The caretaker of Azraq Castle Again, unfortunately, it is crowded with people from tourist buses. The old caretaker gets almost literally suffocated by people wanting him to show them the old photographs of his father and Lawrence (the bloke's father knew Lawrence). Sometimes the old chap has to move out of the place to get some air. Really! This is the perfect example of a native completely ruined by tourism. I observed him carefully and noticed that most people, on leaving, handed him a half or whole Dinar bill. I started thinking that this bloke wasn't the simple, modest man that he looked. Standing before me was a rich man! Let's say he gets 500 visitors a day. (From what I saw this is not unreasonable; I heard that there are many more visitors in summer, and less in winter, so it's a fair average). And let's say he gets only half a Dinar from half the visitors. That's 0.5 x 250 = 125 Dinars. Per day. That's 125 x 30 = 3750 Dinars (roughly $US 5360) per month. Practically tax free. I couldn't discover how much, if anything, he got paid by the government for his taking care of things. Unbelievable! I expect he probably gives a lot of that money away supporting a large family. Or does he have to give it to his employer, the state? Dunno, but anyway, one shouldn't do this type of calculation while travelling. Is this the money-crazy Westerner in me? No, not really; I heard one of the tourists say "he's a poor man", and started wondering... Oh well, I probably totally miscalculated the whole thing - at least that was what another traveller told me when I suggested it to her.

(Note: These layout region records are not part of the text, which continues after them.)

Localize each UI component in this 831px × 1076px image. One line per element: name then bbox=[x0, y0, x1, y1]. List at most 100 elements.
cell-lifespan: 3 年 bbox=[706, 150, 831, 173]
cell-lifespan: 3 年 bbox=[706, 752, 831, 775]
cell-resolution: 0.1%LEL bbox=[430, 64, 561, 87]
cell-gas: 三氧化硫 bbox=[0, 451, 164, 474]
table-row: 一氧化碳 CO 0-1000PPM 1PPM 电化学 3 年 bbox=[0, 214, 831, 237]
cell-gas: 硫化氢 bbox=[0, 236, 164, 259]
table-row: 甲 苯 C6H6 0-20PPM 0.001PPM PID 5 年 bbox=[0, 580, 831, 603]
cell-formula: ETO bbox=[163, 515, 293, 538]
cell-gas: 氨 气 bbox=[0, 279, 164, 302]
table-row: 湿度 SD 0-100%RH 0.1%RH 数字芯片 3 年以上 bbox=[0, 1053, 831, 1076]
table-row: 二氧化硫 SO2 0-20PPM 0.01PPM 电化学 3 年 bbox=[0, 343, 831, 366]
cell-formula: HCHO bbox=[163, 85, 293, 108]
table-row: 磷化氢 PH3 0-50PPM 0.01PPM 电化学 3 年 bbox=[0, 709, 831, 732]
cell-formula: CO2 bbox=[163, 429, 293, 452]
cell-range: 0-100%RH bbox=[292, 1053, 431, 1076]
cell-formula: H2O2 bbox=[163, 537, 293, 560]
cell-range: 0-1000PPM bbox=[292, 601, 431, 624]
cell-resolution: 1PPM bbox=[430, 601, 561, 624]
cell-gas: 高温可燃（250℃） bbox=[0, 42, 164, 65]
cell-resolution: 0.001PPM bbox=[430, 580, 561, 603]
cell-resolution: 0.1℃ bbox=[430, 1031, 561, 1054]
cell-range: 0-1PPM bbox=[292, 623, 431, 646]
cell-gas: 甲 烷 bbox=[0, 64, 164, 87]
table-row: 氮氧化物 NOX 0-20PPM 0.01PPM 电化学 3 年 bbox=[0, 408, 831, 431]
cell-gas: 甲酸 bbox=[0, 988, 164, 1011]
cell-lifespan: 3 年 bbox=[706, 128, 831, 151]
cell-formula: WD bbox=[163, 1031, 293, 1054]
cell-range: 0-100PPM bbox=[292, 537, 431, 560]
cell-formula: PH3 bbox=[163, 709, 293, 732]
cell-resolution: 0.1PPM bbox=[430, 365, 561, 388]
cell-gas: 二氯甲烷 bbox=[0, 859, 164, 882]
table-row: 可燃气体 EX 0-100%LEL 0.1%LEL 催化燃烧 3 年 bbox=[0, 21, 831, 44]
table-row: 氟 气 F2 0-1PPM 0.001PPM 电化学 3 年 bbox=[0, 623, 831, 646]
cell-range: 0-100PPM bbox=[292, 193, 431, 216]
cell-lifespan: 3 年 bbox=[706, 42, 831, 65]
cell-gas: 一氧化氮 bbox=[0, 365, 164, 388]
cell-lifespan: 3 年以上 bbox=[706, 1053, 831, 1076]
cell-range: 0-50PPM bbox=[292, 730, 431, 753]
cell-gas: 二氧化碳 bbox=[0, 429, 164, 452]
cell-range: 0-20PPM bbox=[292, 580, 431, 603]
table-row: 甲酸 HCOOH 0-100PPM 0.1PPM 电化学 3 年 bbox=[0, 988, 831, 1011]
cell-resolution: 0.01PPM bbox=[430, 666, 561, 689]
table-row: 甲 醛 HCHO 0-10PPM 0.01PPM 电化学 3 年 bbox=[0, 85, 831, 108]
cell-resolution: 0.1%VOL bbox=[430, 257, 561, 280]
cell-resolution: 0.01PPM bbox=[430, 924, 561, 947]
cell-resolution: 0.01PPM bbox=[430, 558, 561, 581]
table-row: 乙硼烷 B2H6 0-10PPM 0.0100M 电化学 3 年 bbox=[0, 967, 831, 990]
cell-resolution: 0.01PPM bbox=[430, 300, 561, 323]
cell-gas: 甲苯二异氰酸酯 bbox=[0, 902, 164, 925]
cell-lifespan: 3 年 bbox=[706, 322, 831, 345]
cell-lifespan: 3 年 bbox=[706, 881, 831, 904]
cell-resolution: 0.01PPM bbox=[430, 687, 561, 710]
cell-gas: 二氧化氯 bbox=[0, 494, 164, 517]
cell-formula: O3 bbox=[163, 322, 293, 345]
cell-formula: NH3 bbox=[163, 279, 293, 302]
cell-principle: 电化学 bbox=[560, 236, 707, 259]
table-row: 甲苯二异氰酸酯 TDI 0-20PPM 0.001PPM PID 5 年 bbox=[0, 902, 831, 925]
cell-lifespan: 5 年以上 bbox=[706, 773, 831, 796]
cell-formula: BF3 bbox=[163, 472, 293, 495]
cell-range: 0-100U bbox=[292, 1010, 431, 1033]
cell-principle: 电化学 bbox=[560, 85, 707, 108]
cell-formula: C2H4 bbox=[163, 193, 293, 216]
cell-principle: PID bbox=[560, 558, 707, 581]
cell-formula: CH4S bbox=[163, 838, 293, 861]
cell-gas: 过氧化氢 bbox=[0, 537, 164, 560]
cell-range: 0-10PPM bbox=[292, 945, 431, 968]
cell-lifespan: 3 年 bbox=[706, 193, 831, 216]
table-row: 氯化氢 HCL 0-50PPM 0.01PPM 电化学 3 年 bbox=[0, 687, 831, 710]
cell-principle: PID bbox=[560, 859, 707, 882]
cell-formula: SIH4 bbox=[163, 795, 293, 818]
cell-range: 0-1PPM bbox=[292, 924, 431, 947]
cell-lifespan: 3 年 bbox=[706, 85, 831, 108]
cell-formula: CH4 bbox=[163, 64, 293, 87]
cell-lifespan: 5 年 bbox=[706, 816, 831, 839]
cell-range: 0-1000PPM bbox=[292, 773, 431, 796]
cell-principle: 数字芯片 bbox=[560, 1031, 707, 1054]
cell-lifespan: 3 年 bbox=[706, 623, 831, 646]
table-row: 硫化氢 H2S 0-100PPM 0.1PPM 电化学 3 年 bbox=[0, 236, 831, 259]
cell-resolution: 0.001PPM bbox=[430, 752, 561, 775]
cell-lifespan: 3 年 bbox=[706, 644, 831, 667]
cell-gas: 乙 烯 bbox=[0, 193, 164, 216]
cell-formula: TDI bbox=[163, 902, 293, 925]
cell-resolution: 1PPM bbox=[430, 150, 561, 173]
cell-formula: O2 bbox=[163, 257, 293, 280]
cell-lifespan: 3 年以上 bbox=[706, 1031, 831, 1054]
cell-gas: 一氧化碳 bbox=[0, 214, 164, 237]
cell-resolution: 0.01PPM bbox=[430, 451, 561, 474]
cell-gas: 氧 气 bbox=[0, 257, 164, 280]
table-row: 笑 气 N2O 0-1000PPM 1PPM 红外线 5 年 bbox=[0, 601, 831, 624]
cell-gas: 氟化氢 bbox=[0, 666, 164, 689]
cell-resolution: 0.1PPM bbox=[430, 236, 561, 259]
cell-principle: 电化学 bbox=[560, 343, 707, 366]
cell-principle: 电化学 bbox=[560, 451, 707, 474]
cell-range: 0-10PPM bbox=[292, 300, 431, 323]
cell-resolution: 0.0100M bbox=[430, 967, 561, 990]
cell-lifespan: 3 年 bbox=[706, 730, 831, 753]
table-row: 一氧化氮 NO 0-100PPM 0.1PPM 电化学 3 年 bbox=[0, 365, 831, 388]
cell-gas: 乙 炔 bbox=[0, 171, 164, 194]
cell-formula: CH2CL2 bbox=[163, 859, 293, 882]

OK. We continued our "loop" and headed for Hammam as-Sarakh. It was easy to miss. Luckily it lies just besides the road and I spotted it while whizzing past. It's not that impressive in terms of size, but it's a nice little building, well worth a quick look. We could just walk through the gate. There was no caretaker in sight. And no other visitors. No tour bus loads. Lovely! Beside the baths lies a deep water pit, covered by a metal safety grill.

From the baths in east Hallabat it's only a short trip west to the Qasr al-Hallabat. If you have a car and drive up to the gate, the caretaker (who has his tent right at the entrance) will open it so you can continue your drive all the way up the hill to the castle, so you don't have to hike (unless you want to, of course).

The castle itself is a major disappointment; all of it is in a state of ruin. Except for some Greek inscriptions on some of the crumbling stones, there's nothing to be seen here. On top of that, some of the inscribed stones have been included into odd walls "they" have tried to re-erect, but have been placed upside-down, so you have to stand on your head to read them - clearly this isn't the work of serious archaeologists.

We were at the Qasr al-Hallabat at sunset, and I have to admit that it was a bit of a magical place to be at that time of day. We climbed some of the (firm) higher walls and watched the sun setting. There was no-one else around. This, combined with the impression of desolate location you get, made for a really great feeling. It turned out that this was the nicest spot - no, experience - of the whole day! A place doesn't need to offer mind-blowing sights to be impressive - at least for me. What it needs is simply atmosphere. I imagine that had I been at al-Hallabat in the middle of the day I would have been far less impressed by it. So, my advice: do the loop as we did, heading in this direction. Take your time at all the other places, and you'll arrive at the best time of day. I'm sure if you do the loop the other way, and visit this place first (in the morning), you'll be very disappointed! Upon leaving, the caretaker expects a JD1 tip (as usual).